Bu parçada geçen fiilen, iltizamen, iltihaken kelimelerinden birincisi olan fiilenden maksat ahirzaman fitnesini ve süfyaniyeti düşünmeden ve alışkanlık gafletiyle bidalar hayatını medenilik zannedip yaşamak ve böylece bidatın yayılmasına şuursuz yardım etmektir. İltizamen ifadesi ise bidatları medeni hayat zannıyla ve heva ve hevese uyarak yaşamaktan başka fikren ve lüzumlu görerek taraftar olmak ve iltihaken  ise süfyaniyet cereyanına dahil olup orada çalışmaktır.

Cumhuriyetin kuruluş senelerinde Ankara’ya davet edilip giden Bediüzzaman Hazretleri orada gördüğü acib bir durumu şöyle anlatmaktadır.

“1338'de Ankara'ya gittim. İslâm ordusunun Yunan'a galebesinden neş'e alan ehl-i imanın kuvvetli efkârı içinde, gayet müdhiş bir zındıka fikri, içine girmek ve bozmak ve zehirlendirmek için dessasane çalıştığını gördüm.” (Lem'alar 177)

“Âlem-i İslâm'ı alâkadar eden ve bin üçyüz yıllık ümmetin, dehşetli tehlikesinden istiaze ettiği (Allah'a sığındığı) bir zamanın ve fitneyi ateşlendireceklerin kimler olduğunu anlamış bulunuyordu. Bir gün riyaset odasında, M. Kemal Paşa ile iki saat kadar konuştular. İslâm ve Türk düşmanlarının arasında nam kazanmak emeliyle, şeair-i İslâmiyeyi tahrib etmenin, bu millet ve vatan ve Âlem-i İslâm hakkında büyük zarar tevlid edeceğini; eğer bir inkılab yapmak îcab ediyorsa, doğrudan doğruya İslâmiyet'e müteveccihen Kur'an'ın kudsî kanun-u esasîsi noktasından yapmak lâzım geldiği mealinde ihtarlarda bulunur.” (Tarihçe-i Hayat 145)

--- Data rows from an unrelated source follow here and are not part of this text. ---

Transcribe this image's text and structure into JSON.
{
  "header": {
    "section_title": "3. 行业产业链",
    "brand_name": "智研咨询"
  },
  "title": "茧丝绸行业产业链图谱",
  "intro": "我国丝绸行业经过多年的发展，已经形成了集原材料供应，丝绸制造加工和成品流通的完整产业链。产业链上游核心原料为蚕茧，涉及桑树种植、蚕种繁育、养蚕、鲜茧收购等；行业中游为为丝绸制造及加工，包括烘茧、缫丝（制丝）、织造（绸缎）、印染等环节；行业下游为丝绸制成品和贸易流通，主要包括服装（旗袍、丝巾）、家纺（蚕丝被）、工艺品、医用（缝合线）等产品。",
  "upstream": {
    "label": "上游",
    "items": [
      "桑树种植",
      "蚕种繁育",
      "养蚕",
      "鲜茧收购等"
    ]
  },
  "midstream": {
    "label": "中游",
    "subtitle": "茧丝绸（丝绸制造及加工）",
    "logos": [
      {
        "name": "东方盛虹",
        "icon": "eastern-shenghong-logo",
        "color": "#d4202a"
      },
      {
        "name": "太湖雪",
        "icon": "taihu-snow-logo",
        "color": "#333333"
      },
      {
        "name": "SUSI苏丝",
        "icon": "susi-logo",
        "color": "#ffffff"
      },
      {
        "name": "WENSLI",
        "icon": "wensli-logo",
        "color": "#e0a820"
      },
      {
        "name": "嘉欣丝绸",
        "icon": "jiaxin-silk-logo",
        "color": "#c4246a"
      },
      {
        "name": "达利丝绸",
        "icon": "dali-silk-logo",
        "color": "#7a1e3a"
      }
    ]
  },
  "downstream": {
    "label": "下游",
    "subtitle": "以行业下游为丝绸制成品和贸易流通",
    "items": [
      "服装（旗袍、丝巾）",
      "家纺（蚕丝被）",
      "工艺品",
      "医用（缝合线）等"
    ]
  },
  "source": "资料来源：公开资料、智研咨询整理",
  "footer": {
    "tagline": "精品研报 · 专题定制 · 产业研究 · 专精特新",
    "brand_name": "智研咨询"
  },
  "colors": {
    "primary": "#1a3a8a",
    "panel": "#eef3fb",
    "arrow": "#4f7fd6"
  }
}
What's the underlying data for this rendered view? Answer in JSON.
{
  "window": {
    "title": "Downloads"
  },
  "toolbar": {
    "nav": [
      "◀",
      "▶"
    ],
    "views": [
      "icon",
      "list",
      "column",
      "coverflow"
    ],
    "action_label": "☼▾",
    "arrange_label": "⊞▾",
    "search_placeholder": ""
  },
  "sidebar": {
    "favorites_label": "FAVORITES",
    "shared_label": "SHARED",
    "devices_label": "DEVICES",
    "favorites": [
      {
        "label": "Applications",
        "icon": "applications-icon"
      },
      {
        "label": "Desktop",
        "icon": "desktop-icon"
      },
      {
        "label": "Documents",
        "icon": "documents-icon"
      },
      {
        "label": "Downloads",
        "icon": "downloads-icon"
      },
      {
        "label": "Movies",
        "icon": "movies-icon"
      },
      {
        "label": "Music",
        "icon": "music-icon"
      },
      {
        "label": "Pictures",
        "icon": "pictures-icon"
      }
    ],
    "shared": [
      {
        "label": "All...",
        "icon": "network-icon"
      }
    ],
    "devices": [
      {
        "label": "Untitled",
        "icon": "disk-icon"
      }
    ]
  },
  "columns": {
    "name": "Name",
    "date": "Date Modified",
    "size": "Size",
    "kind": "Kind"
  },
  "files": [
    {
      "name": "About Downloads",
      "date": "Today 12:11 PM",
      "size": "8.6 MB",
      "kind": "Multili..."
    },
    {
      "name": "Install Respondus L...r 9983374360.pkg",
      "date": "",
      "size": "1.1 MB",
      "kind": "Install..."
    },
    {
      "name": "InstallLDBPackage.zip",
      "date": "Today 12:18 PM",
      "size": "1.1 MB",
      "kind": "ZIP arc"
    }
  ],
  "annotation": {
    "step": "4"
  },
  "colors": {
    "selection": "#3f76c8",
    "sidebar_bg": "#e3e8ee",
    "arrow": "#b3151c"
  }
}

“M. Kemal Paşa itiraz ile, içindeki niyet ve halet-i ruhiyesini ifade ile, Bedîüzzaman'ı kendine çekmek ve nüfuzundan istifade etmek ister. Ve Bedîüzzaman'a meb'usluk, hem Dâr-ül Hikmet'teki eski vazifesini, hem şarkta Şeyh Sünusî'nin yerine vaiz-i umumî, hem bir köşk tahsisi gibi teklifler yapar. 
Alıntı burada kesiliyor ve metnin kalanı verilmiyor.